15:18 0508.   Diffusion Weighted Imaging Detects Significant Cohort Responses After Seven Days of Treatment with Cediranib in a Phase I Clinical Trial Setting
Matthew R. Orton1, Christina Messiou2, David John Collins1, Veronica A. Morgan2, Dionysis Papadatospastos3, Andre Brunetto3, Jooern Ang3, Helen Mann4, Jean Tessier4, Helen Young4, Stan Kaye3, Johann S. de Bono3, Martin O. Leach1, and Nandita M. De Souza1
1CR-UK and EPSRC Cancer Imaging Centre, Institute of Cancer Research, Sutton, Surrey, United Kingdom, 2Radiology Department, Royal Marsden NHS Foundation Trust, Sutton, Surrey, United Kingdom, 3Department of Medicine, Royal Marsden NHS Foundation Trust, Sutton, Surrey, United Kingdom, 4AstraZeneca, Macclesfield, Cheshire, United Kingdom

 
Although DWI measures have previously been reported demonstrating changes with anti-angiogenic agents at 28 days, the response at 7 days has not been widely reported as it is assumed that DWI is insensitive to perfusion changes with an antiangiogenic agent in such a short time-frame.
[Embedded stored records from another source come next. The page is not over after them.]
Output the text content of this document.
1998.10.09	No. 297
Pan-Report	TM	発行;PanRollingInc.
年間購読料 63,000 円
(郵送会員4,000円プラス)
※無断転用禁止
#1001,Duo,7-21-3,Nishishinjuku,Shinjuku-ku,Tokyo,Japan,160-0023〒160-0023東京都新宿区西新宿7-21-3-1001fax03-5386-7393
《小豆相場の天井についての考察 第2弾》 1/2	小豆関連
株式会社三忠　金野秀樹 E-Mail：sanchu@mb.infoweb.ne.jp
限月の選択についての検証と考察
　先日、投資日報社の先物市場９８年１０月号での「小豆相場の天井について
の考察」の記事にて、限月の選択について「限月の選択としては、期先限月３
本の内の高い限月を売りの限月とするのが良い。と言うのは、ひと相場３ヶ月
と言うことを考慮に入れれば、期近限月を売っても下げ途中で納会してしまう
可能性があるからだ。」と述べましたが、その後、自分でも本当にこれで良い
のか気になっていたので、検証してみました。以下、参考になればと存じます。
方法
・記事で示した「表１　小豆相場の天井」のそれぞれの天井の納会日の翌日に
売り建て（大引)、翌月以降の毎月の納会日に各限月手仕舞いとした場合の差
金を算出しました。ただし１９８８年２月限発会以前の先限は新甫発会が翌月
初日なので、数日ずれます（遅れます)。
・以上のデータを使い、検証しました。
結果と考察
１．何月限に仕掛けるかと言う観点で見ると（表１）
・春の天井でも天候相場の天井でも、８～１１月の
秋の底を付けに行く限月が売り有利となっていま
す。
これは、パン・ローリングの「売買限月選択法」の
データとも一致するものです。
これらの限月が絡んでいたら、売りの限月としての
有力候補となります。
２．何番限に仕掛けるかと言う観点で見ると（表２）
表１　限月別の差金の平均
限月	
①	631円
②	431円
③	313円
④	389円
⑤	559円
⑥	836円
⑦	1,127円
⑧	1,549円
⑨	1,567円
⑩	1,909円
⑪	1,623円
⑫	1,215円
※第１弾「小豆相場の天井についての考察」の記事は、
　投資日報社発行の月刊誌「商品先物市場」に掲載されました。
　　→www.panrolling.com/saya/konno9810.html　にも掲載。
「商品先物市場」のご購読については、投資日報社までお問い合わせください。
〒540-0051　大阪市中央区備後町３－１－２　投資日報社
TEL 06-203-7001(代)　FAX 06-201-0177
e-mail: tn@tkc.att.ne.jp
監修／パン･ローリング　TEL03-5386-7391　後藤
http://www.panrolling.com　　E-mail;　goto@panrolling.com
The purpose of this study was to assess changes in DWI derived measures at both 7 and 28 days for a cohort of patients treated with Cediranib. Significant cohort changes are seen at 7 days and these can be detected using a number of diffusion attenuation models, in particular with the stretched-exponential model.